コード化するポリペプチドが実質的に同一であれば、ストリンジェントな条件下に相互にハイブリダイズしない核酸であっても実質的に同一である。これは、例えば、遺伝子コードで認められている最大のコドン縮重を用いて核酸を生成する場合に起こる。従って、本発明のヌクレオチド配列は、配列番号１、配列番号９、配列番号１７、又は配列番号２５と少なくとも約７０％、好ましくは少なくとも約８０％、より好ましくは少なくとも約９０％同一であるヌクレオチドの配列を含む。本発明はまた、本発明の核酸を含む組換えベクターも提供する。ベクターは発現ベクターであって、プロモーター及び任意にエンハンサー配列などの制御配列に作動可能に核酸が連結されているものでもよい。種々の発現ベクターが、原核生物及び真核生物系（酵母及び哺乳動物細胞培養系を含むが、これらに限定されない）で、抗体ポリペプチドの効率的な合成のために開発されている。
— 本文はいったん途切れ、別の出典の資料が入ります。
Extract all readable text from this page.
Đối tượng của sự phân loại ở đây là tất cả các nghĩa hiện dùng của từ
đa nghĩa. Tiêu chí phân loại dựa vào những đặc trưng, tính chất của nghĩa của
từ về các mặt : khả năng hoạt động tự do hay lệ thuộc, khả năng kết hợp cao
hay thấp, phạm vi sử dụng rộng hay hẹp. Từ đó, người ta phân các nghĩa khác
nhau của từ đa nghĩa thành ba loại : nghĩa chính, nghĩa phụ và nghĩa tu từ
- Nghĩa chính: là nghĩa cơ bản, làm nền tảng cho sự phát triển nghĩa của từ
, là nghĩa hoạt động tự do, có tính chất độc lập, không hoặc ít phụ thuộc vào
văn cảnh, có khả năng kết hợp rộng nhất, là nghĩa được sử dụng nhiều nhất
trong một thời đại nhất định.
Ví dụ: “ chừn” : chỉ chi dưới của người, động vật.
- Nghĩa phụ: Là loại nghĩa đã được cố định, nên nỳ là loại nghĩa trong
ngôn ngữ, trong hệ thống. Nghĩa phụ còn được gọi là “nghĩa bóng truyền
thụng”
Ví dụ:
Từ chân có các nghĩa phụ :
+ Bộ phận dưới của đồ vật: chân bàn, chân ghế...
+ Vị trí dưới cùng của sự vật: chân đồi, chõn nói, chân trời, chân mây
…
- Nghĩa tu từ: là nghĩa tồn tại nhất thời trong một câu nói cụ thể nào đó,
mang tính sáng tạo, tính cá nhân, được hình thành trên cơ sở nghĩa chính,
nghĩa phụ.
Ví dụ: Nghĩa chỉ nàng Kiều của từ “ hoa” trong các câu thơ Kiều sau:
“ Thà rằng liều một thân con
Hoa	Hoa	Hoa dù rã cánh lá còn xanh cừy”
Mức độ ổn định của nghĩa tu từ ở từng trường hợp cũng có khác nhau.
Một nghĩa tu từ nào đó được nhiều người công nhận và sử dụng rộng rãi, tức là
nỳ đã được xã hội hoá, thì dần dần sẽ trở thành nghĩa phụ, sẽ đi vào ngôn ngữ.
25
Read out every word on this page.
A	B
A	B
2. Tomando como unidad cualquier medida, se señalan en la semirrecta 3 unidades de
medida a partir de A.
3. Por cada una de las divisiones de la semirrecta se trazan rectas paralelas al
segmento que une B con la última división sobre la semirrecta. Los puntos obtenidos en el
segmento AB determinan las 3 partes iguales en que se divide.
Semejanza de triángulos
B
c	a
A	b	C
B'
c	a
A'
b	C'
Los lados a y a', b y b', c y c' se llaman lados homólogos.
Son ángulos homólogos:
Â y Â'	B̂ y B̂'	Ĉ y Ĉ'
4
好適な任意の発現ベクターを使用できる。本発明において有用な発現ベクターは、発現すべきＤＮＡ配列又は断片に作動可能に連結された少なくとも１種の発現制御配列を含む。制御配列は、クローニングされたＤＮＡ配列の発現を制御及び調節するために、ベクター中に挿入される。有用な発現制御配列の例は、ｌａｃ系、ｔｒｐ系、ｔａｃ系、ｔｒｃ系、λファージの主要オペレーター及びプロモーター領域、ｆｄコートタンパク質の制御領域、酵母の解糖プロモーター、例えば、３−ホスホグリセレートキナーゼのプロモーター、酵母酸性ホスファターゼのプロモーター、例えばＰｈｏ５、酵母α接合因子のプロモーター、並びにポリオーマ、アデノウイルス、レトロウイルス及びシミアンウイルス由来のプロモーター、例えばＳＶ４０の初期及び後期プロモーター、並びに原核細胞又は真核細胞及びそれらのウイルスの遺伝子の発現を制御することが公知の他の配列、又はそれらの組み合わせである。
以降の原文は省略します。